Horses stumbled. Riders fell. The flash of carnage cleared a path, and there—behind the chaos—Erbing was visible again.
Li Huowang started toward her, but others surged forward to block him.
She was about to slip away. Blood dripping from his mouth, Li Huowang steeled himself and raised the sword again—this time aimed at his own forearm.
Just before the blade fell, a tall figure planted himself between Li Huowang and the charging mob.
It was Gao Zhijian, hoisting a spiked club. He howled and brought it down with savage force—red and white splattering into the air.
“CALL~ THE~ SPIRITS~”
Drumbeats. A woman in a red bridal veil rushed forward, and the beast’s maw hidden beneath that cloth tore through a man’s throat in one bite.
Then Chun Xiaoman arrived, gasping for breath, a blood-soaked sword in her hand. “Senior Brother Li! We’re here to help!”
Li Huowang lowered his blade as he watched his fellow disciples—still raw, but growing—rally to his side. “Good!

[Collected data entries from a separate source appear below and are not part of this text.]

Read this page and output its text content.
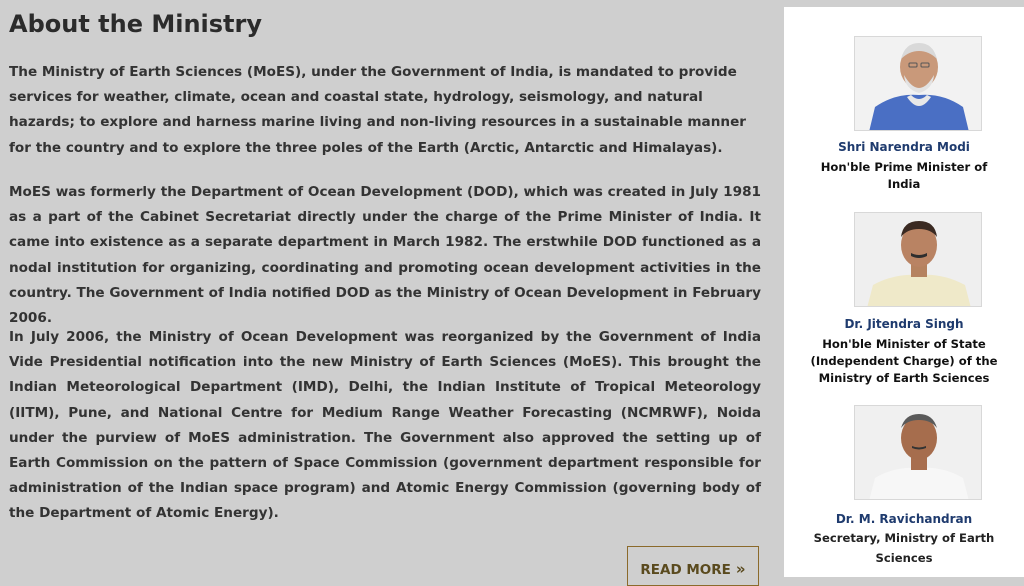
About the Ministry

The Ministry of Earth Sciences (MoES), under the Government of India, is mandated to provide services for weather, climate, ocean and coastal state, hydrology, seismology, and natural hazards; to explore and harness marine living and non-living resources in a sustainable manner for the country and to explore the three poles of the Earth (Arctic, Antarctic and Himalayas).

MoES was formerly the Department of Ocean Development (DOD), which was created in July 1981 as a part of the Cabinet Secretariat directly under the charge of the Prime Minister of India. It came into existence as a separate department in March 1982. The erstwhile DOD functioned as a nodal institution for organizing, coordinating and promoting ocean development activities in the country. The Government of India notified DOD as the Ministry of Ocean Development in February 2006.

In July 2006, the Ministry of Ocean Development was reorganized by the Government of India Vide Presidential notification into the new Ministry of Earth Sciences (MoES). This brought the Indian Meteorological Department (IMD), Delhi, the Indian Institute of Tropical Meteorology (IITM), Pune, and National Centre for Medium Range Weather Forecasting (NCMRWF), Noida under the purview of MoES administration. The Government also approved the setting up of Earth Commission on the pattern of Space Commission (government department responsible for administration of the Indian space program) and Atomic Energy Commission (governing body of the Department of Atomic Energy).

READ MORE »
Shri Narendra Modi
Hon'ble Prime Minister of India
Dr. Jitendra Singh
Hon'ble Minister of State (Independent Charge) of the Ministry of Earth Sciences
Dr. M. Ravichandran
Secretary, Ministry of Earth Sciences
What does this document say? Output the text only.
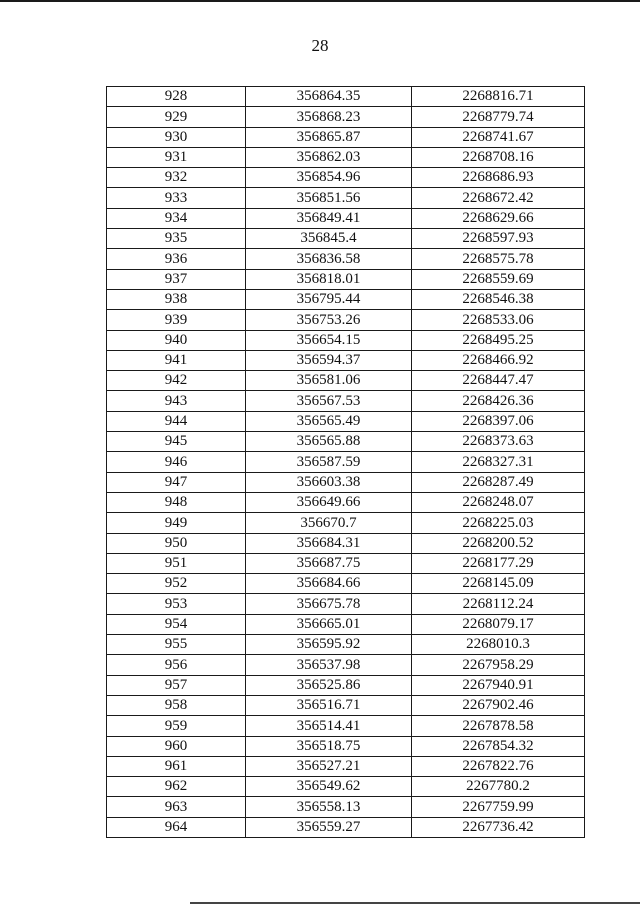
28
928	356864.35	2268816.71
929	356868.23	2268779.74
930	356865.87	2268741.67
931	356862.03	2268708.16
932	356854.96	2268686.93
933	356851.56	2268672.42
934	356849.41	2268629.66
935	356845.4	2268597.93
936	356836.58	2268575.78
937	356818.01	2268559.69
938	356795.44	2268546.38
939	356753.26	2268533.06
940	356654.15	2268495.25
941	356594.37	2268466.92
942	356581.06	2268447.47
943	356567.53	2268426.36
944	356565.49	2268397.06
945	356565.88	2268373.63
946	356587.59	2268327.31
947	356603.38	2268287.49
948	356649.66	2268248.07
949	356670.7	2268225.03
950	356684.31	2268200.52
951	356687.75	2268177.29
952	356684.66	2268145.09
953	356675.78	2268112.24
954	356665.01	2268079.17
955	356595.92	2268010.3
956	356537.98	2267958.29
957	356525.86	2267940.91
958	356516.71	2267902.46
959	356514.41	2267878.58
960	356518.75	2267854.32
961	356527.21	2267822.76
962	356549.62	2267780.2
963	356558.13	2267759.99
964	356559.27	2267736.42
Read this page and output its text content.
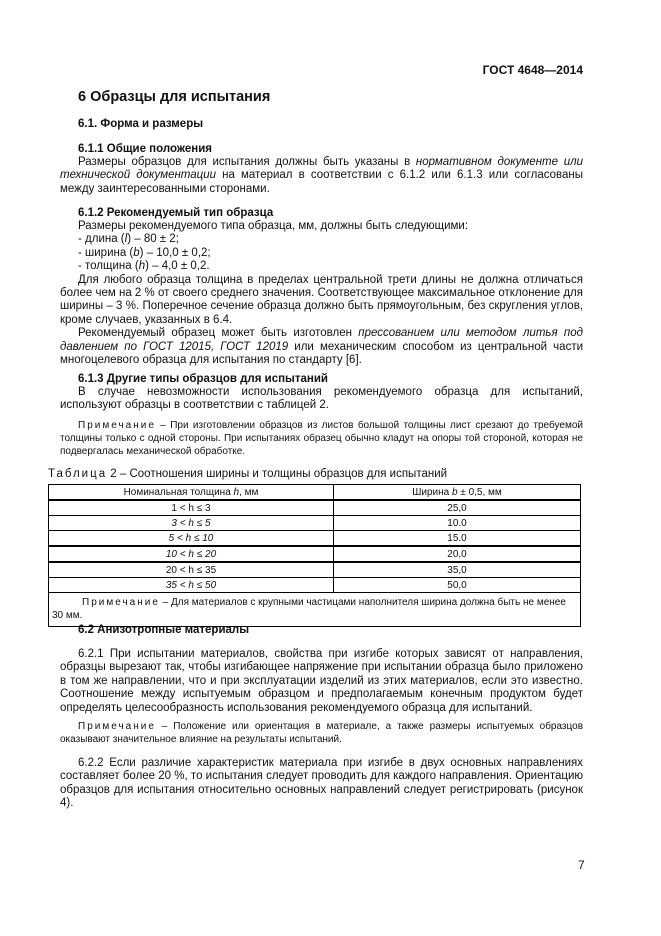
ГОСТ 4648—2014
6 Образцы для испытания
6.1. Форма и размеры
6.1.1 Общие положения

Размеры образцов для испытания должны быть указаны в нормативном документе или технической документации на материал в соответствии с 6.1.2 или 6.1.3 или согласованы между заинтересованными сторонами.

6.1.2 Рекомендуемый тип образца

Размеры рекомендуемого типа образца, мм, должны быть следующими:

- длина (l) – 80 ± 2;

- ширина (b) – 10,0 ± 0,2;

- толщина (h) – 4,0 ± 0,2.

Для любого образца толщина в пределах центральной трети длины не должна отличаться более чем на 2 % от своего среднего значения. Соответствующее максимальное отклонение для ширины – 3 %. Поперечное сечение образца должно быть прямоугольным, без скругления углов, кроме случаев, указанных в 6.4.

Рекомендуемый образец может быть изготовлен прессованием или методом литья под давлением по ГОСТ 12015, ГОСТ 12019 или механическим способом из центральной части многоцелевого образца для испытания по стандарту [6].

6.1.3 Другие типы образцов для испытаний

В случае невозможности использования рекомендуемого образца для испытаний, используют образцы в соответствии с таблицей 2.

Примечание – При изготовлении образцов из листов большой толщины лист срезают до требуемой толщины только с одной стороны. При испытаниях образец обычно кладут на опоры той стороной, которая не подвергалась механической обработке.

Таблица 2 – Соотношения ширины и толщины образцов для испытаний
Номинальная толщина h, мм	Ширина b ± 0,5, мм
1 < h ≤ 3	25,0
3 < h ≤ 5	10.0
5 < h ≤ 10	15.0
10 < h ≤ 20	20,0
20 < h ≤ 35	35,0
35 < h ≤ 50	50,0
Примечание – Для материалов с крупными частицами наполнителя ширина должна быть не менее 30 мм.	
6.2 Анизотропные материалы

6.2.1 При испытании материалов, свойства при изгибе которых зависят от направления, образцы вырезают так, чтобы изгибающее напряжение при испытании образца было приложено в том же направлении, что и при эксплуатации изделий из этих материалов, если это известно. Соотношение между испытуемым образцом и предполагаемым конечным продуктом будет определять целесообразность использования рекомендуемого образца для испытаний.

Примечание – Положение или ориентация в материале, а также размеры испытуемых образцов оказывают значительное влияние на результаты испытаний.

6.2.2 Если различие характеристик материала при изгибе в двух основных направлениях составляет более 20 %, то испытания следует проводить для каждого направления. Ориентацию образцов для испытания относительно основных направлений следует регистрировать (рисунок 4).

7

Push together—that woman is the key! She’s the one who orchestrated all this!”
The battlefield dissolved into chaos: screams, cracking bones, clashing metal. Step by step, they closed the distance to Erbing.
Seeing that she could no longer hide, Erbing let out a light laugh—then spun on her heel and charged straight at them.
No one expected it. A flash of steel shot from her sleeve. Li Huowang raised his sword to block.
A die—cast iron, shimmering with the faint trace of talismanic script—spun through the air, wreathed in crimson light.
Erbing formed a hand seal and flicked upward. The die rotated midflight and slammed straight into Gao Zhijian’s temple.
“Fool!”
“GAO ZHIJIAN!”
His massive body hit the ground with a heavy thud. The light in his eyes began to fade.
“How amusing~ Hehehe.” Erbing’s voice was full of genuine delight. “That’s how it should be. If no one dies, where’s the fun?”
Chuckling, she pulled two sets of black domino tiles from her sleeve.
Holding the tiles in one hand, she formed seals with the other, chanting under her breath. “Seven-eight-no-nine—if you touch nine, you won’t survive. Gold four, silver five, little stool—heaven and earth, pair them together—meet water, roll four-five-six~”
The domino tiles softened and stretched, oozing like mud through her fingers and into the earth.
But just as they started to burrow, something happened that Erbing never saw coming.
An arm—mangled, missing two fingers—burst through the soil, clutching the now-softened domino tiles. With a wet shluck, it drove straight into Erbing’s abdomen.
Gasping blood, Erbing looked up in shock. In the distance, Li Huowang was rising to one knee. His left sleeve hung empty.
The severed arm clenched tighter and tighter, like forged steel—until it crushed Erbing’s spine clean in two.